The last library you'll ever need for building intuitive, robust and flexible CLI tools with Node.js and TypeScript.

Table of contents

Installation

npm install cilly

Basic usage

With the file build.ts:

#!/usr/local/bin/ts-node

import { CliCommand } from 'cilly'

function buildApartment(args, opts, extra) { ... }
function buildHouse(args, opts, extra) { 
   return `Built a house with ${opts.numRooms} rooms for ${opts.residents.length} people at ${args.address}, ${args.state}!` 
}

// Main command, the CLI entrypoint
const cmd = new CliCommand('build')
   .withHandler(() => { cmd.help() })
   .withDescription('Builds houses or apartments')
   .withOptions({ 
      name: ['-r', '--num-rooms'], 
      defaultValue: 1, 
      description: 'The number of rooms',
      args: [{ name: 'n', required: true }]
   })
   .withSubCommands(
   
      // Subcommand for building houses
      new CliCommand('house', { inheritOpts: true })
         .withHandler(buildHouse)
         .withDescription('Builds a house')
         .withArguments(
            { name: 'address', required: true },
            { name: 'state', required: false }
         )
         .withOptions(
            { 
              name: ['-re', '--residents'], 
              required: true, 
              description: 'The people living in the house ',
              args: [{ name: 'residents', variadic: true }]
            }
         ),
         
      // Subcommand for building apartments
      new CliCommand('apartment', { inheritOpts: true })
         .withHandler(buildApartment)
         .withDescription('Builds an apartment')
         .withArguments({ name: 'address', required: true })
         .withOptions(
            { name: ['-f', '--floor'], required: true, description: 'The floor of the apartment' },
            { name: ['-re', '--residents'], required: true, args: [{ name: 'residents', variadic: true }]},
         )
   )

const result = await cmd.process(process.argv)
// Input: build house "Code St. 12" "CA" -r=4 --residents "Anders Brams"
// Result: "Built a house with 4 rooms for 1 people at Code St. 12, CA!"

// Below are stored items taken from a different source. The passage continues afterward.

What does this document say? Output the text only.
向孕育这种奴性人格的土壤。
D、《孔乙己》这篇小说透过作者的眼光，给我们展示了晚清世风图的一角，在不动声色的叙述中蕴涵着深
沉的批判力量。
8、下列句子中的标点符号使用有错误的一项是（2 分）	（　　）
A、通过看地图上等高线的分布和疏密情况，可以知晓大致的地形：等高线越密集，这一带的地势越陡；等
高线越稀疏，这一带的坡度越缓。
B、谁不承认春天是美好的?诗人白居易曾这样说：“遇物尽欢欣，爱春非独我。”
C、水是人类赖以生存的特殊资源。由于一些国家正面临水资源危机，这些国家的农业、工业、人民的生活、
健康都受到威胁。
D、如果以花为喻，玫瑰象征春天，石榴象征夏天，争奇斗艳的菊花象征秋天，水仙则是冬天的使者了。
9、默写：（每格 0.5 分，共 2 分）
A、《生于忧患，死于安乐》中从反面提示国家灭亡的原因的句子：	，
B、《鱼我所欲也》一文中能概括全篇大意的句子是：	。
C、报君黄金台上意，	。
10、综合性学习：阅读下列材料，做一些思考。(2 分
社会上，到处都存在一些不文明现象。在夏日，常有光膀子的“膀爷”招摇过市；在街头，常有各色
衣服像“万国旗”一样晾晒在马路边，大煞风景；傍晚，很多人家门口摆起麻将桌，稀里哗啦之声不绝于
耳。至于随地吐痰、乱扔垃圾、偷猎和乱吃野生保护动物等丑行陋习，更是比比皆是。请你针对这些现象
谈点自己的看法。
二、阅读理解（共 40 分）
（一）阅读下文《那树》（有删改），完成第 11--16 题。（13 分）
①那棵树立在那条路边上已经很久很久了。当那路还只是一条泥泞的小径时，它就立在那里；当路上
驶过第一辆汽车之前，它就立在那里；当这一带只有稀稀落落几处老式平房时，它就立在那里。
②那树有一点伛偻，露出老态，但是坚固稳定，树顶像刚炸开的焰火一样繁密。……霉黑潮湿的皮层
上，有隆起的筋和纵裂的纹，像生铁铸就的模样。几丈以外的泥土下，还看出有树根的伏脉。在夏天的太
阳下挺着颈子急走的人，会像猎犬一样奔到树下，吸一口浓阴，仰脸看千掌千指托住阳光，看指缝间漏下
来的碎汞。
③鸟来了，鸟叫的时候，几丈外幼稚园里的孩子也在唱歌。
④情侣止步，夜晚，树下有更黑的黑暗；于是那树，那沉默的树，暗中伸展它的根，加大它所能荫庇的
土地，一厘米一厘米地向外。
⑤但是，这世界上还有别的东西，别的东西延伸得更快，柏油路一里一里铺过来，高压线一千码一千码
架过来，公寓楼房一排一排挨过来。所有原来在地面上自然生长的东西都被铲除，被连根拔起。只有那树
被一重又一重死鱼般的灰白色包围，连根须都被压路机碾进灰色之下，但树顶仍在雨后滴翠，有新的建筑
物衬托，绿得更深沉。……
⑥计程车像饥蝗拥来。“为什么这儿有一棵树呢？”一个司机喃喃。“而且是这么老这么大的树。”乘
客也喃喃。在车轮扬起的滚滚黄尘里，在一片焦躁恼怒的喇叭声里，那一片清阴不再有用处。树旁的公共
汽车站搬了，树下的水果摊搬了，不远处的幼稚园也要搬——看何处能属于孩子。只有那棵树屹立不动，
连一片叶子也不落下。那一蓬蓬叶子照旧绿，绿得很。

Running build.ts --help gives:

Usage: build [options]

Builds houses or apartments

Options:
  -h, --help           Display help for command
  -r, --n-rooms [n]    The number of rooms (default: 1)

Commands:
  house <address> [state] [options]
  apartment <address> [options]

Running build.ts house --help:

Usage: house <address> [state] [options]

Builds a house

Options:
  -h, --help                           Display help for command
  -r, --n-rooms <n>                    The number of rooms (default: 1)
  -re, --residents [...residents]      The people living in the house (required)

Running build.ts house "Code St. 12, CA" -r 4 --residents "Anders Brams" "Joe Schmoe" "Jane Dane" invokes buildHouse() with the arguments:

args: {
   address: 'Code St. 12',
   state: 'CA'
},
opts: {
   numRooms: 4,
   residents: [
      "Anders Brams",
      "Joe Schmoe",
      "Jane Dane"
   ]
},
extra: []

Documentation

Before delving into the specifics of the package, a definition of the fundamental concepts is in order: arguments and options.

Arguments are simply values passed directly to a command or an option.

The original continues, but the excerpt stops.